Reinaldo Polito Publicado em 15/11/2024, às 06h54
O vice-presidente Geraldo Alckmin contrariou um dos princípios mais elementares da oratória: não iniciar um discurso contando piadas. Os motivos são vários: no momento em que o orador está mais inseguro, a piada pode acabar sem graça ou, se for engraçada, pode ser muito conhecida.
Em ambos os casos, há risco de desestabilizar o orador logo de início. Além disso, um bom discurso precisa de interdependência entre suas partes – ou seja, o que dizemos no começo precisa se conectar com o desenvolvimento e a conclusão.
O momento mais adequado
Geralmente, a piada é contada para descontrair. Assim que termina, o orador se apressa a dizer: "Muito bem, vamos deixar essa história de lado e falar sobre o que interessa". Nesse ponto, a piada não ajuda a preparar o público para o assunto, quase sempre é apenas perda de tempo.
Na verdade, a piada é um bom recurso de comunicação, mas para evitar riscos que podem desestabilizar o orador, ela deve ser reservada para o meio da fala, quando todos já estão mais à vontade. Se ninguém rir, vida que segue.
Uma coleção de anedotas
Goethe disse: “Uma coleção de anedotas e máximas é, para o homem de sociedade, o maior tesouro, se ele sabe inserir aquelas na conversa no lugar conveniente e lembrar-se destas nos casos oportunos”.
É curioso que Machado de Assis, embora não cite expressamente a anedota, dá conselho semelhante: “Sentenças latinas, ditos históricos, versos célebres, brocados jurídicos, máximas, é de bom aviso trazê-los contigo para discursos de sobremesa, de felicitação e de agradecimento”.
Uma experiência pessoal
Eu mesmo, que ensino como se comportar em público, já fui seduzido pelo canto da sereia e comecei um discurso com uma piada. A última vez foi em um evento de advogados. Estavam na plateia 550 profissionais do direito.

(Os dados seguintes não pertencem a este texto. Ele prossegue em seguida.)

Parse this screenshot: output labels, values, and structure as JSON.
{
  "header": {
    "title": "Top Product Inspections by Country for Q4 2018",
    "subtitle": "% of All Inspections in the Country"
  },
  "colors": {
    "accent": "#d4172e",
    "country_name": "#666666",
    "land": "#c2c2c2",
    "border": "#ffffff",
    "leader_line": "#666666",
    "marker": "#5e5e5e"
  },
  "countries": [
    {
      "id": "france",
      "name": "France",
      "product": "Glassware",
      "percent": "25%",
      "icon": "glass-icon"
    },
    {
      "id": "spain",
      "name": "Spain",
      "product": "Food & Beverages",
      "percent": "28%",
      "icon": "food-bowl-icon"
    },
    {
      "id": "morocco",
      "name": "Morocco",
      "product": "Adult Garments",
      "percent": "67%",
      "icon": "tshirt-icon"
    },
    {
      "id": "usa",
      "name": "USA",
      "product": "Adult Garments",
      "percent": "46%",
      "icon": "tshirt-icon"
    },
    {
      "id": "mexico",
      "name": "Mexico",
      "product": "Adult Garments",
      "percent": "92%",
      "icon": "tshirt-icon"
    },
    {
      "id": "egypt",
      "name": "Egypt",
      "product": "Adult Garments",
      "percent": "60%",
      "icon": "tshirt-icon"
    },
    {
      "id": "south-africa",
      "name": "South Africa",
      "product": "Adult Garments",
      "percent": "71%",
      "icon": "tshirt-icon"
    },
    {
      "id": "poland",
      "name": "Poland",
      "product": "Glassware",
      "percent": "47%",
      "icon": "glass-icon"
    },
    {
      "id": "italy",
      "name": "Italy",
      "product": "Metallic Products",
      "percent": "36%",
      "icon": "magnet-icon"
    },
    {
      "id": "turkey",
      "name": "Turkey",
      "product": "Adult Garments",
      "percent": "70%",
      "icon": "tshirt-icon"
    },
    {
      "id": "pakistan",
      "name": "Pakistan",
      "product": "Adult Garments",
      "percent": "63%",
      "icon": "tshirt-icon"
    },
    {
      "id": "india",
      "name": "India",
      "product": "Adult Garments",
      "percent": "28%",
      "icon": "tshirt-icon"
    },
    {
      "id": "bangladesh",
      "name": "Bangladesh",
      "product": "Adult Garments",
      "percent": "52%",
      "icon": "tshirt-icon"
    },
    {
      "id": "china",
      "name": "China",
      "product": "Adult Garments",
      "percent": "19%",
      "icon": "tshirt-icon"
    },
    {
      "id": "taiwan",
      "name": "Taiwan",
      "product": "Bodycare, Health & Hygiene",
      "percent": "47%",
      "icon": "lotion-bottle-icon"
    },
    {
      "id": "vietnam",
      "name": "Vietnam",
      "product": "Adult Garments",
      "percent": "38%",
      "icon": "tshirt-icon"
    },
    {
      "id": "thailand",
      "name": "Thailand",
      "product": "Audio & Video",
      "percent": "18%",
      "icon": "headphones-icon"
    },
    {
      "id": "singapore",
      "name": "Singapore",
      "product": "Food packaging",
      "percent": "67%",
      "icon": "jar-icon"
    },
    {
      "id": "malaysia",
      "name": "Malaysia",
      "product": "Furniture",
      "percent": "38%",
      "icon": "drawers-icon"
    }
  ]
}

Era uma boa piada, daquelas que já contei com sucesso em vários ambientes. Achei que seria um bom momento para arriscar. Sabendo do perigo, levei na manga um plano B, caso a gracinha não desse certo. E, claro, não deu.
Errei na avaliação
Não sei se errei no timing, no tom de voz ou na expressão corporal. Talvez o clima da plateia não fosse favorável. Quando terminei, fiz uma pausa, o silêncio da plateia me deu o recado. Imediatamente, recorri ao plano alternativo: “Acabo de dar a vocês a primeira dica importante de comunicação – nunca comecem uma palestra com uma piada.” Com isso, explorei os inconvenientes desse recurso. Deu para sobreviver.
O equívoco de Alckmin
Voltando ao caso do vice-presidente. Em um evento para tratar da COP-29, na última quarta-feira, Alckmin, antes de oficialmente começar seu discurso – ou melhor, sem de fato iniciar, pois, em oratória, a interação com o público já conta como início – cometeu uma gafe.
Conhecido por ser um bom contador de histórias, ele tentou fazer graça e lançou: “Sabe qual é o nome da mulher que não sabe dirigir? Guiomar.” Diante do silêncio constrangedor, tentou rir das próprias palavras, mas o público permaneceu calado. Seguiu o discurso do jeito que deu.
Mesmo com experiência, é bom evitar
Alckmin é experiente, com anos de prática em tribunas, e sabe lidar bem com situações embaraçosas. Mas nesse caso, nem sua desenvoltura pôde disfarçar o desconforto.
Embora a piada não tenha causado reação imediata, o episódio virou notícia e se espalhou em importantes veículos de imprensa. Portanto, mesmo fora do contexto original, muita gente acabou rindo da situação.
Pense bem antes de arriscar
Por isso, quando decidir quebrar uma dessas regras básicas da comunicação, pese cuidadosamente os prós e contras. Avalie as possíveis consequências e tenha uma saída caso o público não reaja como esperado. Na dúvida sobre o risco de dar errado, as velhas e boas regras ainda são as melhores amigas.
Cada um é responsável por suas atitudes. Há quem goste de viver perigosamente e faz o que bem entende. Mas se não é seu caso, saiba que ao seguir a cartilha você pode não conseguir resultados arrebatadores, mas terá boas chances de sucesso ao falar em público.
E se algum dia sentir a tentação de começar com uma piada, lembre-se dessa experiência de Alckmin. Só de imaginar o constrangimento que ele passou, já terá um bom incentivo para se conter. Ou não.